1. Refactor your code into functions so it's easy to rerun with arbitrary variables
2. Work on Performing a T-test without using Scipy in order to get "under the hood" and learn more thoroughly about this topic.
### Start with a 1-sample t-test
 - Establish the conditions for your test 
 - [Calculate the T Statistic](https://blog.minitab.com/hs-fs/hubfs/Imported_Blog_Media/701f9c0efa98a38fb397f3c3ec459b66.png?width=247&height=172&name=701f9c0efa98a38fb397f3c3ec459b66.png) (You'll need to omit NaN values from your sample).

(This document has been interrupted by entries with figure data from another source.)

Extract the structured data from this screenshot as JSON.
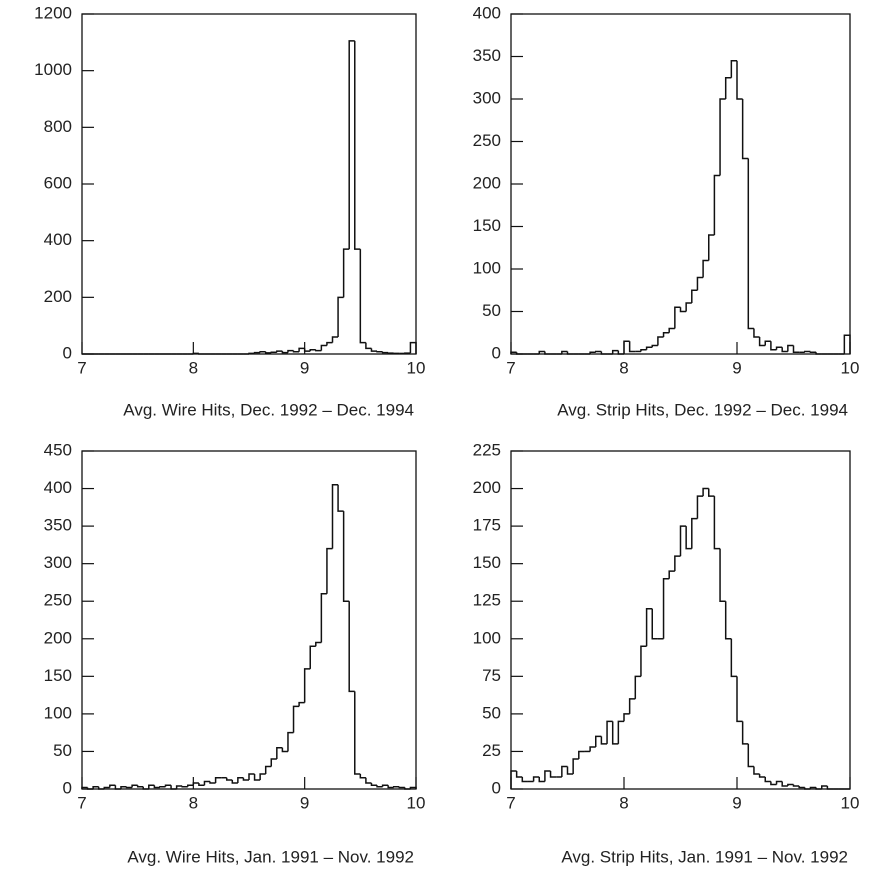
{
  "chart_data": [
    {
      "type": "histogram",
      "xlabel": "Avg. Wire Hits, Dec. 1992 – Dec. 1994",
      "bins": [
        7,
        7.05,
        7.1,
        7.15,
        7.2,
        7.25,
        7.3,
        7.35,
        7.4,
        7.45,
        7.5,
        7.55,
        7.6,
        7.65,
        7.7,
        7.75,
        7.8,
        7.85,
        7.9,
        7.95,
        8,
        8.05,
        8.1,
        8.15,
        8.2,
        8.25,
        8.3,
        8.35,
        8.4,
        8.45,
        8.5,
        8.55,
        8.6,
        8.65,
        8.7,
        8.75,
        8.8,
        8.85,
        8.9,
        8.95,
        9,
        9.05,
        9.1,
        9.15,
        9.2,
        9.25,
        9.3,
        9.35,
        9.4,
        9.45,
        9.5,
        9.55,
        9.6,
        9.65,
        9.7,
        9.75,
        9.8,
        9.85,
        9.9,
        9.95,
        10
      ],
      "values": [
        0,
        0,
        0,
        0,
        0,
        0,
        0,
        0,
        0,
        0,
        0,
        0,
        0,
        0,
        0,
        0,
        0,
        0,
        0,
        0,
        2,
        0,
        0,
        0,
        0,
        0,
        0,
        0,
        0,
        0,
        2,
        5,
        8,
        4,
        6,
        10,
        5,
        12,
        8,
        20,
        10,
        15,
        12,
        30,
        40,
        60,
        200,
        370,
        1105,
        370,
        40,
        20,
        10,
        8,
        5,
        3,
        2,
        2,
        3,
        40
      ],
      "xlim": [
        7,
        10
      ],
      "xticks": [
        7,
        8,
        9,
        10
      ],
      "ylim": [
        0,
        1200
      ],
      "yticks": [
        0,
        200,
        400,
        600,
        800,
        1000,
        1200
      ],
      "color": "#111111"
    },
    {
      "type": "histogram",
      "xlabel": "Avg. Strip Hits, Dec. 1992 – Dec. 1994",
      "bins": [
        7,
        7.05,
        7.1,
        7.15,
        7.2,
        7.25,
        7.3,
        7.35,
        7.4,
        7.45,
        7.5,
        7.55,
        7.6,
        7.65,
        7.7,
        7.75,
        7.8,
        7.85,
        7.9,
        7.95,
        8,
        8.05,
        8.1,
        8.15,
        8.2,
        8.25,
        8.3,
        8.35,
        8.4,
        8.45,
        8.5,
        8.55,
        8.6,
        8.65,
        8.7,
        8.75,
        8.8,
        8.85,
        8.9,
        8.95,
        9,
        9.05,
        9.1,
        9.15,
        9.2,
        9.25,
        9.3,
        9.35,
        9.4,
        9.45,
        9.5,
        9.55,
        9.6,
        9.65,
        9.7,
        9.75,
        9.8,
        9.85,
        9.9,
        9.95,
        10
      ],
      "values": [
        2,
        0,
        0,
        0,
        0,
        3,
        0,
        0,
        0,
        3,
        0,
        0,
        0,
        0,
        2,
        3,
        0,
        0,
        4,
        0,
        15,
        3,
        3,
        5,
        8,
        10,
        20,
        25,
        30,
        55,
        50,
        60,
        75,
        90,
        110,
        140,
        210,
        300,
        325,
        345,
        300,
        230,
        30,
        20,
        10,
        15,
        5,
        8,
        3,
        10,
        2,
        2,
        3,
        2,
        0,
        0,
        0,
        0,
        0,
        22
      ],
      "xlim": [
        7,
        10
      ],
      "xticks": [
        7,
        8,
        9,
        10
      ],
      "ylim": [
        0,
        400
      ],
      "yticks": [
        0,
        50,
        100,
        150,
        200,
        250,
        300,
        350,
        400
      ],
      "color": "#111111"
    },
    {
      "type": "histogram",
      "xlabel": "Avg. Wire Hits, Jan. 1991 – Nov. 1992",
      "bins": [
        7,
        7.05,
        7.1,
        7.15,
        7.2,
        7.25,
        7.3,
        7.35,
        7.4,
        7.45,
        7.5,
        7.55,
        7.6,
        7.65,
        7.7,
        7.75,
        7.8,
        7.85,
        7.9,
        7.95,
        8,
        8.05,
        8.1,
        8.15,
        8.2,
        8.25,
        8.3,
        8.35,
        8.4,
        8.45,
        8.5,
        8.55,
        8.6,
        8.65,
        8.7,
        8.75,
        8.8,
        8.85,
        8.9,
        8.95,
        9,
        9.05,
        9.1,
        9.15,
        9.2,
        9.25,
        9.3,
        9.35,
        9.4,
        9.45,
        9.5,
        9.55,
        9.6,
        9.65,
        9.7,
        9.75,
        9.8,
        9.85,
        9.9,
        9.95,
        10
      ],
      "values": [
        2,
        0,
        3,
        0,
        2,
        5,
        0,
        3,
        2,
        5,
        3,
        0,
        5,
        2,
        3,
        5,
        0,
        4,
        3,
        5,
        8,
        5,
        10,
        8,
        15,
        15,
        12,
        8,
        15,
        12,
        20,
        12,
        20,
        30,
        40,
        55,
        50,
        75,
        110,
        115,
        160,
        190,
        195,
        260,
        320,
        405,
        370,
        250,
        130,
        20,
        15,
        8,
        5,
        3,
        5,
        2,
        3,
        2,
        0,
        2
      ],
      "xlim": [
        7,
        10
      ],
      "xticks": [
        7,
        8,
        9,
        10
      ],
      "ylim": [
        0,
        450
      ],
      "yticks": [
        0,
        50,
        100,
        150,
        200,
        250,
        300,
        350,
        400,
        450
      ],
      "color": "#111111"
    },
    {
      "type": "histogram",
      "xlabel": "Avg. Strip Hits, Jan. 1991 – Nov. 1992",
      "bins": [
        7,
        7.05,
        7.1,
        7.15,
        7.2,
        7.25,
        7.3,
        7.35,
        7.4,
        7.45,
        7.5,
        7.55,
        7.6,
        7.65,
        7.7,
        7.75,
        7.8,
        7.85,
        7.9,
        7.95,
        8,
        8.05,
        8.1,
        8.15,
        8.2,
        8.25,
        8.3,
        8.35,
        8.4,
        8.45,
        8.5,
        8.55,
        8.6,
        8.65,
        8.7,
        8.75,
        8.8,
        8.85,
        8.9,
        8.95,
        9,
        9.05,
        9.1,
        9.15,
        9.2,
        9.25,
        9.3,
        9.35,
        9.4,
        9.45,
        9.5,
        9.55,
        9.6,
        9.65,
        9.7,
        9.75,
        9.8,
        9.85,
        9.9,
        9.95,
        10
      ],
      "values": [
        12,
        8,
        5,
        5,
        8,
        5,
        12,
        8,
        8,
        15,
        10,
        20,
        25,
        25,
        28,
        35,
        30,
        45,
        30,
        45,
        50,
        60,
        75,
        95,
        120,
        100,
        100,
        140,
        145,
        155,
        175,
        160,
        180,
        195,
        200,
        195,
        160,
        125,
        100,
        75,
        45,
        30,
        15,
        10,
        8,
        5,
        3,
        5,
        2,
        3,
        2,
        1,
        0,
        1,
        0,
        2,
        0,
        0,
        0,
        0
      ],
      "xlim": [
        7,
        10
      ],
      "xticks": [
        7,
        8,
        9,
        10
      ],
      "ylim": [
        0,
        225
      ],
      "yticks": [
        0,
        25,
        50,
        75,
        100,
        125,
        150,
        175,
        200,
        225
      ],
      "color": "#111111"
    }
  ]
}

 - Translate that t-statistic into a P-value. You can use a [table](https://www.google.com/search?q=t+statistic+table) or the [University of Iowa Applet](https://homepage.divms.uiowa.edu/~mbognar/applets/t.html)

 ### Then try a 2-sample t-test
 - Establish the conditions for your test 
 - [Calculate the T Statistic](https://lh3.googleusercontent.com/proxy/rJJ5ZOL9ZDvKOOeBihXoZDgfk7uv1YsRzSQ1Tc10RX-r2HrRpRLVqlE9CWX23csYQXcTniFwlBg3H-qR8MKJPBGnjwndqlhDX3JxoDE5Yg) (You'll need to omit NaN values from your sample).
 - Translate that t-statistic into a P-value. You can use a [table](https://www.google.com/search?q=t+statistic+table) or the [University of Iowa Applet](https://homepage.divms.uiowa.edu/~mbognar/applets/t.html)

 ### Then check your Answers using Scipy!